Nothing tastes like summer like fresh peaches! Beginning mid to late July, they are in season here in Ohio. Families all across Amish country will buy them by the bushel and either can or freeze them.
Whether you can them or eat them fresh, you’ll want to start out with quality fruit. Here are a few tips for buying peaches.
Selecting your fruit
When shopping for peaches, be very picky. You’ll want to make sure the fruit is soft but not bruised. While bruised peaches spoil quickly, peaches that are hard will never ripen correctly and are not as tasty. To save yourself both grief and work, be sure to select free-stone varieties – “cling” peaches do not lift off the stone easily and will be harder to slice. Red Haven is the variety of choice but there are many good options for eating and “putting away.”
If you plan to can or freeze your peaches, try to ask for varieties that do not turn brown when sliced. Although the peaches may taste OK, they won’t retain the beautiful yellow color they had when fresh. If you’re not sure what kind of peaches you have, just coat your sliced peaches with an acid, such as lemon juice or orange juice. The acid helps the peaches look fresh and yellow until you eat them next winter.
It’s fine to store peaches in your refrigerator, but be sure to store them side-by-side. Stacking peaches will cause them to bruise and get mushy. Before eating fresh peaches, remove them from the refrigerator to warm up. Peaches at room temperature seem to have better taste than those straight out of the frig.

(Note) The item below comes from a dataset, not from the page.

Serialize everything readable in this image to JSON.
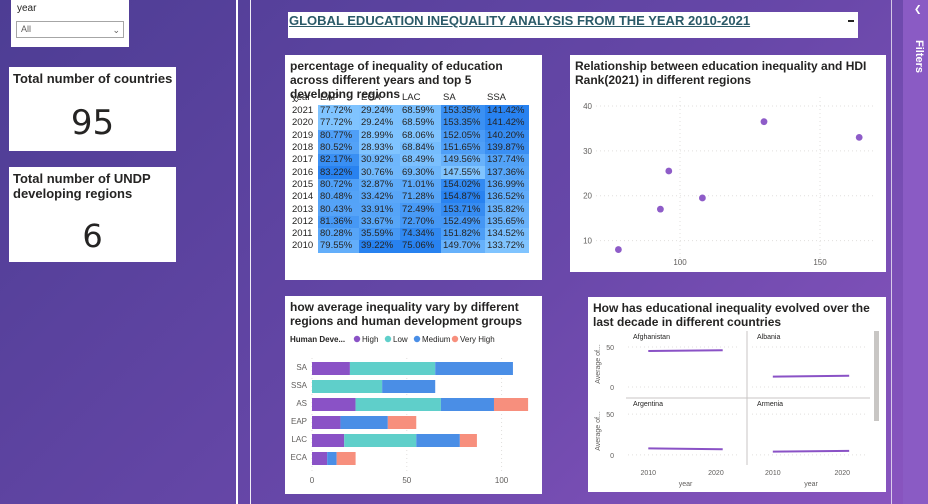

If you do happen to buy some peaches that aren’t ripe (a ripe peach should be soft but not mushy), just lay them out in one layer on your kitchen counter. They’ll ripen up naturally in a day or so.
Where to buy peaches
In Walnut Creek, Hillcrest Orchard is one place that raises their own peaches (50 acres of peach and apple trees) and they pick them only when they are ripe. Peaches will be available there by August 1.
Another option is at our local livestock auctions, such as Farmerstown (Tuesday), Mount Hope (Wednesday) or Kidron (Thursday). You’ll find multiple vendors there with peach varieties such as Harvestor, Contender, Red Haven and the later varieties of “white” peaches. If you are in the market for large lots of fruit, check out the Farmer’s Produce Auction in Mount Hope on Tuesday, Thursday and Friday.
In Plain City, just west of Columbus, you’ll be able to find peaches at Yutzy’s Farm Market. They’ll be selling the varieties Contender, Red Glow and later Red Haven. All three are good for freezing and canning and are free-stone varieties.
Fresh peach pie, as the name states, is made with fresh uncooked peaches. At our Der Dutchman and Dutch Valley restaurants, pie bakers peel and slice the peaches, then cover with a homemade peachy-orange glaze. Although we can’t give you our recipe (it’s got a secret ingredient), it’s made with peach-flavored jello as its base. It’s the job of one baker to peel the peaches for all our pies – it takes nearly all day. The pies are made by filling a pre-baked pie shell and topped with whipped cream.
On the other hand, if you’d like to bake your peaches into a pie, here’s a simple Peach Cream Pie recipe that comes from our original and old-fashioned 1973 Der Dutchman Cookbook –Peach Cream Pie
From Mrs. Ben Miller
1 cup white sugar
1 cup cream
1 teaspoon cornstarch
Approximately 3 – 4 fresh peaches, depending on the size
Fill an unbaked pie crust with peeled fresh peaches. Mix the sugar, cream and cornstarch and pour mixture over the peaches in the pie shell. Bake like a custard pie.
Editor’s note: Instructions for baking a custard pie are as follows: Bake for 400 degrees for 10 to 15 minutes. Reduce heat to 350 degrees and bake for another 10 to 15 minutes or until until nicely browned on top.